In the example shown in FIG. 3, phosphorus in the ohmic contact layer increases as the distance from the interface with the a-3i semiconductor layer increases. This shows a case where the seismic intensity increases continuously. In the example shown in Figure 4, the phosphorus concentration in the ohmic contact layer increases in a stepwise manner. The example shown shows a case where six layers are laminated.

〔Effect of the invention〕

As detailed above, in the thin film semiconductor device of the present invention, it is possible to improve off-current characteristics without substantially deteriorating transistor characteristics.
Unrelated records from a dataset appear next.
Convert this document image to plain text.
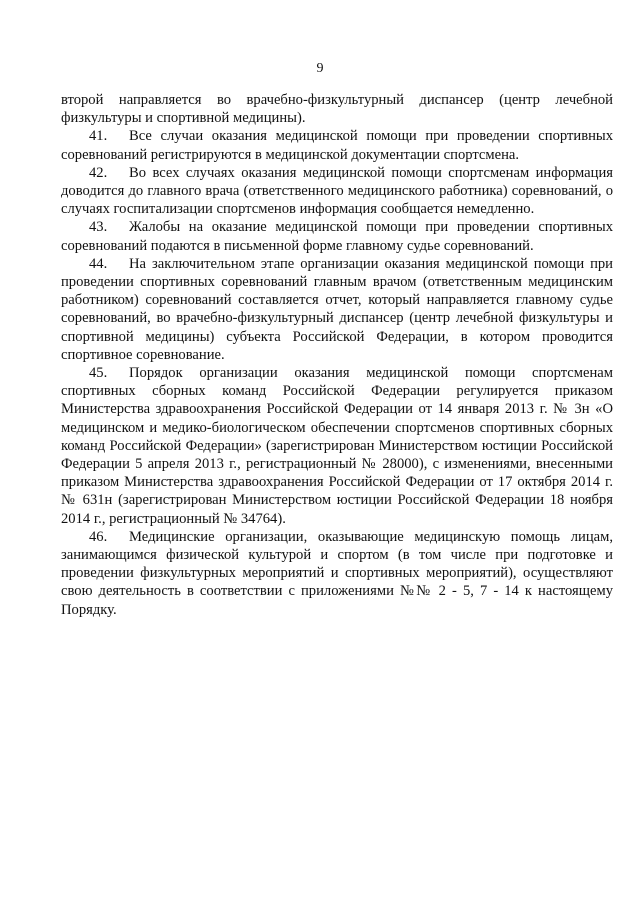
9

второй направляется во врачебно-физкультурный диспансер (центр лечебной физкультуры и спортивной медицины).

41. Все случаи оказания медицинской помощи при проведении спортивных соревнований регистрируются в медицинской документации спортсмена.

42. Во всех случаях оказания медицинской помощи спортсменам информация доводится до главного врача (ответственного медицинского работника) соревнований, о случаях госпитализации спортсменов информация сообщается немедленно.

43. Жалобы на оказание медицинской помощи при проведении спортивных соревнований подаются в письменной форме главному судье соревнований.

44. На заключительном этапе организации оказания медицинской помощи при проведении спортивных соревнований главным врачом (ответственным медицинским работником) соревнований составляется отчет, который направляется главному судье соревнований, во врачебно-физкультурный диспансер (центр лечебной физкультуры и спортивной медицины) субъекта Российской Федерации, в котором проводится спортивное соревнование.

45. Порядок организации оказания медицинской помощи спортсменам спортивных сборных команд Российской Федерации регулируется приказом Министерства здравоохранения Российской Федерации от 14 января 2013 г. № 3н «О медицинском и медико-биологическом обеспечении спортсменов спортивных сборных команд Российской Федерации» (зарегистрирован Министерством юстиции Российской Федерации 5 апреля 2013 г., регистрационный № 28000), с изменениями, внесенными приказом Министерства здравоохранения Российской Федерации от 17 октября 2014 г. № 631н (зарегистрирован Министерством юстиции Российской Федерации 18 ноября 2014 г., регистрационный № 34764).

46. Медицинские организации, оказывающие медицинскую помощь лицам, занимающимся физической культурой и спортом (в том числе при подготовке и проведении физкультурных мероприятий и спортивных мероприятий), осуществляют свою деятельность в соответствии с приложениями №№ 2 - 5, 7 - 14 к настоящему Порядку.
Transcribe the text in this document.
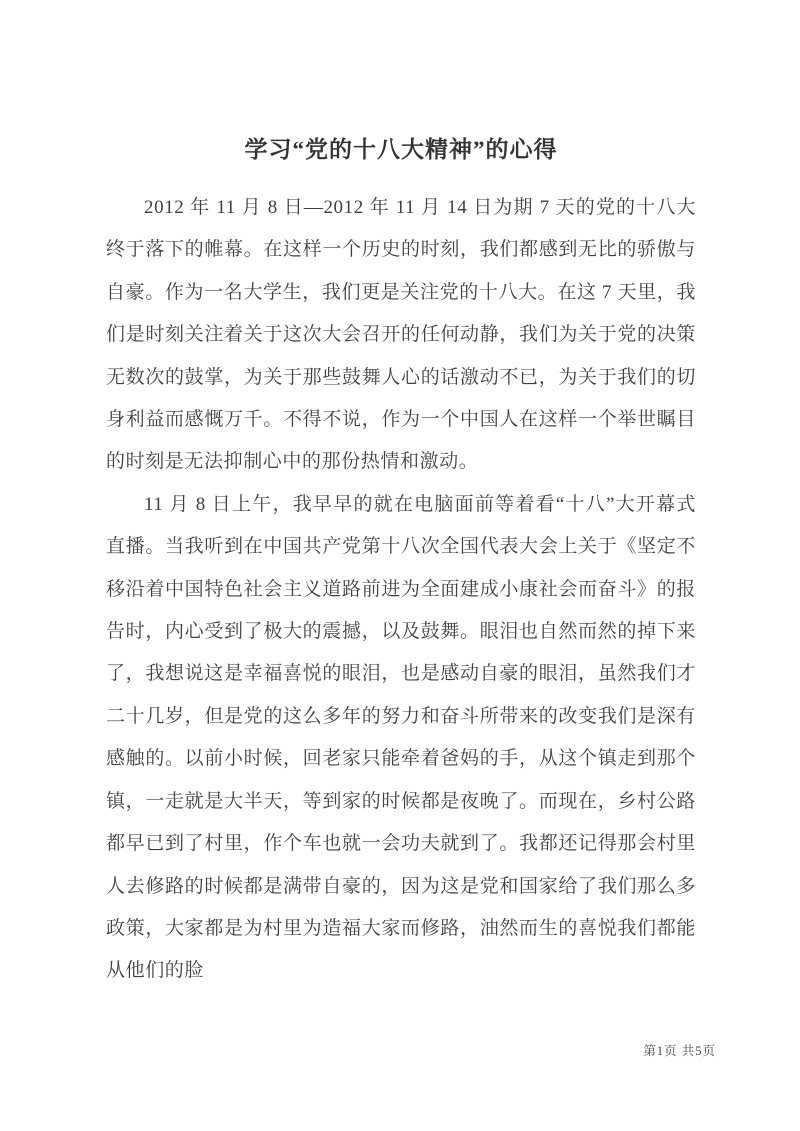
学习“党的十八大精神”的心得

2012 年 11 月 8 日—2012 年 11 月 14 日为期 7 天的党的十八大终于落下的帷幕。在这样一个历史的时刻，我们都感到无比的骄傲与自豪。作为一名大学生，我们更是关注党的十八大。在这 7 天里，我们是时刻关注着关于这次大会召开的任何动静，我们为关于党的决策无数次的鼓掌，为关于那些鼓舞人心的话激动不已，为关于我们的切身利益而感慨万千。不得不说，作为一个中国人在这样一个举世瞩目的时刻是无法抑制心中的那份热情和激动。

11 月 8 日上午，我早早的就在电脑面前等着看“十八”大开幕式直播。当我听到在中国共产党第十八次全国代表大会上关于《坚定不移沿着中国特色社会主义道路前进为全面建成小康社会而奋斗》的报告时，内心受到了极大的震撼，以及鼓舞。眼泪也自然而然的掉下来了，我想说这是幸福喜悦的眼泪，也是感动自豪的眼泪，虽然我们才二十几岁，但是党的这么多年的努力和奋斗所带来的改变我们是深有感触的。以前小时候，回老家只能牵着爸妈的手，从这个镇走到那个镇，一走就是大半天，等到家的时候都是夜晚了。而现在，乡村公路都早已到了村里，作个车也就一会功夫就到了。我都还记得那会村里人去修路的时候都是满带自豪的，因为这是党和国家给了我们那么多政策，大家都是为村里为造福大家而修路，油然而生的喜悦我们都能从他们的脸

第1页 共5页
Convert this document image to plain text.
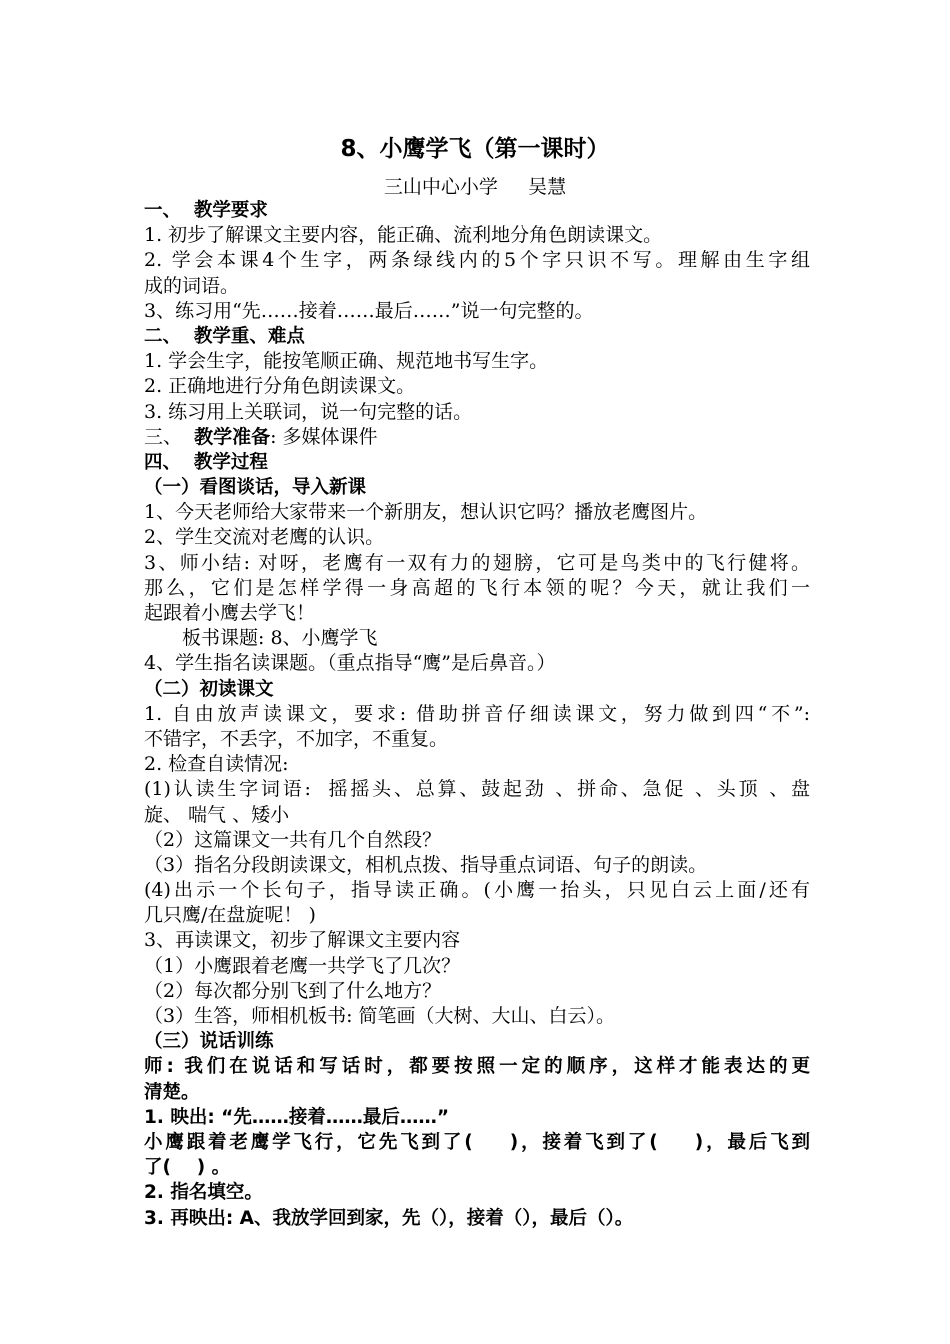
8、小鹰学飞（第一课时）
三山中心小学     吴慧
一、  教学要求
1. 初步了解课文主要内容，能正确、流利地分角色朗读课文。
2. 学会本课4个生字，两条绿线内的5个字只识不写。理解由生字组
成的词语。
3、练习用“先……接着……最后……”说一句完整的。
二、  教学重、难点
1. 学会生字，能按笔顺正确、规范地书写生字。
2. 正确地进行分角色朗读课文。
3. 练习用上关联词，说一句完整的话。
三、  教学准备: 多媒体课件
四、  教学过程
（一）看图谈话，导入新课
1、今天老师给大家带来一个新朋友，想认识它吗？播放老鹰图片。
2、学生交流对老鹰的认识。
3、师小结: 对呀，老鹰有一双有力的翅膀，它可是鸟类中的飞行健将。
那么，它们是怎样学得一身高超的飞行本领的呢？今天，就让我们一
起跟着小鹰去学飞！
板书课题: 8、小鹰学飞
4、学生指名读课题。（重点指导“鹰”是后鼻音。）
（二）初读课文
1. 自由放声读课文，要求: 借助拼音仔细读课文，努力做到四“不”:
不错字，不丢字，不加字，不重复。
2. 检查自读情况:
(1)认读生字词语:  摇摇头、总算、鼓起劲 、拼命、急促 、头顶 、盘
旋、 喘气 、矮小
（2）这篇课文一共有几个自然段？
（3）指名分段朗读课文，相机点拨、指导重点词语、句子的朗读。
(4)出示一个长句子，指导读正确。(小鹰一抬头，只见白云上面/还有
几只鹰/在盘旋呢！ )
3、再读课文，初步了解课文主要内容
（1）小鹰跟着老鹰一共学飞了几次？
（2）每次都分别飞到了什么地方？
（3）生答，师相机板书: 简笔画（大树、大山、白云）。
（三）说话训练
师: 我们在说话和写话时，都要按照一定的顺序，这样才能表达的更
清楚。
1. 映出: “先……接着……最后……”
小鹰跟着老鹰学飞行，它先飞到了(    )，接着飞到了(    )，最后飞到
了(    ) 。
2. 指名填空。
3. 再映出: A、我放学回到家，先（），接着（），最后（）。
[Brief explanation of the drawing]

Fig. 1 is a cross-sectional structural diagram of a thin film semiconductor device according to the present invention, Fig. 2 is a schematic diagram showing its manufacturing process, Fig. 3-4 is a graph showing the distribution of phosphorus concentration in another example, and Fig. 5 is a cross-sectional structural diagram of a conventional thin film semiconductor element. 1...Glass base + anti-2...Gate electrode 3...
Gate bag edge film 4... a-3i semiconductor layer 5... Ohmic contact B 5a... low phosphorus layer 5b.
...High phosphorous layer 6...Source electrode 7...Drain electrode Patent Applicant: Sumitomo Metal Industries Co., Ltd. Representative Patent Attorney: Noboru Kawano Figure 2

Claims (1)

[Scope of Claims] 1. In a thin film semiconductor element having a semiconductor layer containing silicon atoms as a matrix and an ohmic contact layer laminated on the semiconductor layer and doped with an impurity element, on the semiconductor layer side: A thin film semiconductor device, characterized in that the impurity element is added such that the concentration on the side opposite to the semiconductor layer is higher than the concentration on the side opposite to the semiconductor layer.